Just days before her death in April 2003, Nina Simone learned she was to receive an honorary degree from the Curtis Institute of Music. The news must have felt as bittersweet as it was vindicating; half a century before, the aspiring pianist had failed her audition at the illustrious institution, a rejection she always ascribed to racism. Simone’s account has been called into question -- she was one of 72 applicants the year she applied, and only three received admission to the school -- but that rejection helped shape the defiant artist she became.
Simone’s relationship to Philadelphia is only one of the ways in which the singer and pianist is a complex figure in the country’s music and social history. Her life and legacy will be celebrated and explored Sunday at venues throughout Germantown as part of the daylong event “Singing Nina: A Cultural Festival and Conference.”
Presented by Germantown Arts, “Singing Nina” is the brainchild of three neighborhood residents: Jim Hamilton, founder of Rittenhouse Soundworks & Filmworks; recording engineer and bassist Brendan McGeehan; and David Rose, principal curator at creative agency Sally Blagg.
“Germantown is known as the birthplace of freedom,” Hamilton says. “It’s where the abolition movement started in the free world. You had three stops on the Underground Railroad here; the first paper mill [in America] is two blocks from our studio. Germantown has been a beacon of freedom and equality for centuries. [In terms of jazz], the Sun Ra House has been here for decades. I think it’s really important to know your history, and Nina Simone as an artist brings all these things together in one package.”
To provide attendees with a broad overview of Simone’s life as a musician, artist, and activist, “Singing Nina” will begin with an afternoon screening of the 2015 documentary What Happened, Miss Simone? followed by a panel discussion with poet Ursula Rucker, bassist Tony “TNT” Jones, and record executive/writer Randall Grass.

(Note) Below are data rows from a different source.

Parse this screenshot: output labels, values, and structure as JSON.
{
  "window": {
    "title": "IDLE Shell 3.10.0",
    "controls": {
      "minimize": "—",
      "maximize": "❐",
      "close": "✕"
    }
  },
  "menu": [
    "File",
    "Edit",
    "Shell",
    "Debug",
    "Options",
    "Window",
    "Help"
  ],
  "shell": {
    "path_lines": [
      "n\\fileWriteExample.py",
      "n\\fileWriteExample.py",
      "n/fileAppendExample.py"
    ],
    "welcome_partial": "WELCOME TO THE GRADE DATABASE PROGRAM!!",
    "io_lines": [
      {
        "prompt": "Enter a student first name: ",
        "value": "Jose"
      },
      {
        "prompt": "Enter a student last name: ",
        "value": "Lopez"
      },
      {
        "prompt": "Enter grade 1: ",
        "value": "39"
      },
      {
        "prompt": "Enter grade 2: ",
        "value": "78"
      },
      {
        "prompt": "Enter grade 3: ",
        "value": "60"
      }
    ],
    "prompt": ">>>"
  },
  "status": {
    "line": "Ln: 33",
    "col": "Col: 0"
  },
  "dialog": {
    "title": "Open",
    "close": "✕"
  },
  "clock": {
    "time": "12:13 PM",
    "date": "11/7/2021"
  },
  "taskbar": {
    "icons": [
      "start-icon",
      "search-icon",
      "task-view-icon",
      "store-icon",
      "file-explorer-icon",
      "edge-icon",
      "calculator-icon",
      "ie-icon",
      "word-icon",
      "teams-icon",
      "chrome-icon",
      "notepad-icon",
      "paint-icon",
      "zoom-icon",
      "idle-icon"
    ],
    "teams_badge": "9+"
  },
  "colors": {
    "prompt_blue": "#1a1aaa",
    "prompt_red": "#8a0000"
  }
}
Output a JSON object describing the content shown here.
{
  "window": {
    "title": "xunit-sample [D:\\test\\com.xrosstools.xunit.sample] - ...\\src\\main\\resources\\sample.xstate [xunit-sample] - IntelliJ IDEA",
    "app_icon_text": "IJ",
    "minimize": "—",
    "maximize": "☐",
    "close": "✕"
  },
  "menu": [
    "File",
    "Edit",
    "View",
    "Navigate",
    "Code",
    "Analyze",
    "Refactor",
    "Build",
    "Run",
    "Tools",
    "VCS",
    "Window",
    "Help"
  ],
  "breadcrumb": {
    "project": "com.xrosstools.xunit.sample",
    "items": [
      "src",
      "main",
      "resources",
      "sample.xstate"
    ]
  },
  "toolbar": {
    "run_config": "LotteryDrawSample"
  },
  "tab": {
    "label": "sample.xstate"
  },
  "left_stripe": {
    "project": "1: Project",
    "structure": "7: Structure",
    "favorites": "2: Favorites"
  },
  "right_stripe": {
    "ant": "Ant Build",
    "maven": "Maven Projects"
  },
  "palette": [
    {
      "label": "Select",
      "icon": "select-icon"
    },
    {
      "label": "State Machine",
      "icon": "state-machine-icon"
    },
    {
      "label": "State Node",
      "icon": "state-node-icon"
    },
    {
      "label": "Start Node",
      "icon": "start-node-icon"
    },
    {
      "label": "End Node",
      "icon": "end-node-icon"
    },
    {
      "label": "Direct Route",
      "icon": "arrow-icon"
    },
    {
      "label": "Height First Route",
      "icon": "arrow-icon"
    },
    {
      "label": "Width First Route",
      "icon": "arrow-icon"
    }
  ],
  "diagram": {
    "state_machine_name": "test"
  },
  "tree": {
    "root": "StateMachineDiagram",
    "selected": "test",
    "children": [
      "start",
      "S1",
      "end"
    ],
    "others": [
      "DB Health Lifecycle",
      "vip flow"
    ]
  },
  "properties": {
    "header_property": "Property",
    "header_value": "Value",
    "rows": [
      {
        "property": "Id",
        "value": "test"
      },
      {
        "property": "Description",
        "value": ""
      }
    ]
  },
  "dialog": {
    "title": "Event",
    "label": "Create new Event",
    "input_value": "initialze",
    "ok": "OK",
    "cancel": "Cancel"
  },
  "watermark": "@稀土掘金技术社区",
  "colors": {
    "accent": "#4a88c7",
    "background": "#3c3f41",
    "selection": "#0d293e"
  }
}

That evening, VIP guests can enjoy a set of Simone’s music with vocalist M’Balia Singley at the Germantown Historical Society. Others can attend a garden party at historic Wyck House with DJ Rich Medina spinning songs that sample Simone’s work. The day culminates at Rittenhouse Soundworks, where Buffalo singer Drea D’Nur and string ensemble Rootstock Republic will perform “Dear Nina,” a set of classically tinged arrangements of Simone classics.
From that array of approaches, McGeehan hopes the festival provides people with “a picture of a complete person. I hope people come to understand the nuances and complexities of Nina Simone as a musician, as a person, and as an activist, and come away with a deeper appreciation for who she was and the legacy that she left behind.”
Over the last several years, D’Nur has gained just such an appreciation of Simone through her tribute performances, the multimedia “Spirit of Nina,” as well as the classical program that she’ll bring to Philadelphia this weekend. Beyond Simone’s best-known work, songs like “Feeling Good” and the blistering protest anthem “Mississippi Goddamn,” D’Nur was largely unfamiliar with her story before forming a supernatural connection.
“Nina Simone came to me in a vision,” she claims. “I saw her clear as day and began having visions of a billboard that said, ‘Drea D’Nur presents a tribute to Nina Simone at Kleinhans Music Hall, which is a venue here in Buffalo. I thought this was insane, so I googled Nina Simone and Buffalo, and found out that she had performed at that same hall. I’ve been following her spirit since then.”
Digging deeper into Simone’s biography and body of work has been, D’Nur says, “a journey of self-discovery.” She began singing in church, much as Simone did in her native Tryon, N.C. Her classical background is reflected by the virtuosic strings of Rootstock Republic.
“What resonated with me is her spirit of resilience,” D’Nur says, “how someone is able to tap into such greatness coming from such struggle. She was brilliant, a prodigy, but there’s a lot of pain there, which I can identify with because I also had some pain in my childhood. Music is the thing that helped her to articulate that pain and also served as an anchor for her.”
Knowing Simone’s history with the city makes bringing “Dear Nina” to Germantown especially significant, D’Nur says. “I watched an interview with Nina Simone when she was in her late 60s, and when they asked her about the Curtis Institute, she started to cry like it had happened yesterday. You can’t talk about Nina Simone and brush over that experience; it truly shaped the trajectory of her entire life. Had she not received that rejection, we would not know her in the way that we know her today. I feel like Nina brought us here for her own redemption.”